Irish Banks Report “Exceptionally Strong Results” with Combined Income of Over €1.7bn
Three of Ireland’s major banks, AIB, Bank of Ireland, and Permanent TSB, have reported “exceptionally strong results” for the first half of the year, generating a combined income of over €1.7bn. This success has been attributed, in part, to the deposits they place at the European Central Bank (ECB) and the deposit rates they offer customers, according to ratings firm DBRS Morningstar.
The DBRS report highlights the strong profitability of the Irish banks, driven by deposit margin. However, it also notes “early signs” of deterioration in loan quality, likely due to high levels of price and cost inflation for households and businesses. Despite this, the three banks reported a total net income of €1.73bn, marking one of the strongest performances at the half-year stage since the financial crisis over 14 years ago.
The surge in European Central Bank interest rates since last summer has contributed to the banks’ profits. This allowed them to tap into higher returns from the deposits held at the ECB. Additionally, the continuous repricing of loan rates and the loans acquired when rivals Ulster Bank and KBC Bank exited the market have also played a role in boosting profits.
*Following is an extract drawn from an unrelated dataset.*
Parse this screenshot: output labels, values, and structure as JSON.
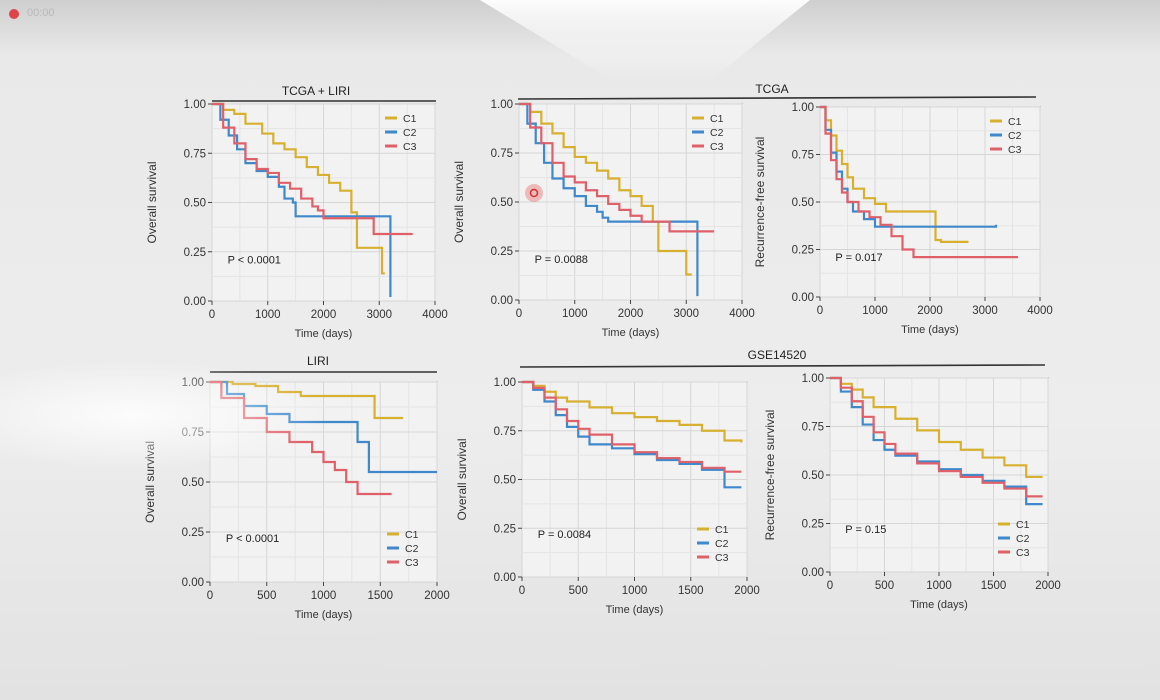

While interest rates on customer deposits, the largest source of funding for Irish banks, have slightly increased since the end of 2022, most customers prefer to hold deposits in accounts with no or low-yielding rates. As a result, the return on equity, as calculated by DBRS Morningstar, has significantly increased year-on-year.
For AIB, the return on equity climbed to 13.6% at the half-way stage from 7.2% a year earlier. Bank of Ireland saw an increase to 14.4% from only 5%, and Permanent TSB experienced a rise to over 2% from a below-water return of 4% over the same period.
However, the DBRS report also highlights an increase in total loan provisions for the three banks, reaching €258m in the first half. This is attributed to an increase in risk in the residential mortgage and real estate sector portfolios, indicating early signs of asset quality deterioration.
Despite these challenges, the Irish banks have maintained significant capital buffers to protect against potential economic shocks and loan losses. These buffers are well above the minimum requirements set by regulators.
It is worth noting that Irish banks are not the only ones experiencing positive results. Banks in Italy, Portugal, Spain, and Greece have also posted strong results in the first six months of the year. DBRS Morningstar states that these jurisdictions, like Ireland, have low deposit betas, lower than initially expected for 2023, averaging around 10%.
The positive news has been reflected in the stock market, with shares in Irish banks rising. AIB shares gained 2%, Bank of Ireland shares saw a slight increase, and Permanent TSB rose by almost 4.75%.
Overall, the Irish banking sector has shown resilience and profitability in the face of economic challenges. While there are indications of potential asset quality deterioration, the banks’ strong performance and significant capital buffers provide a solid foundation for future growth and stability.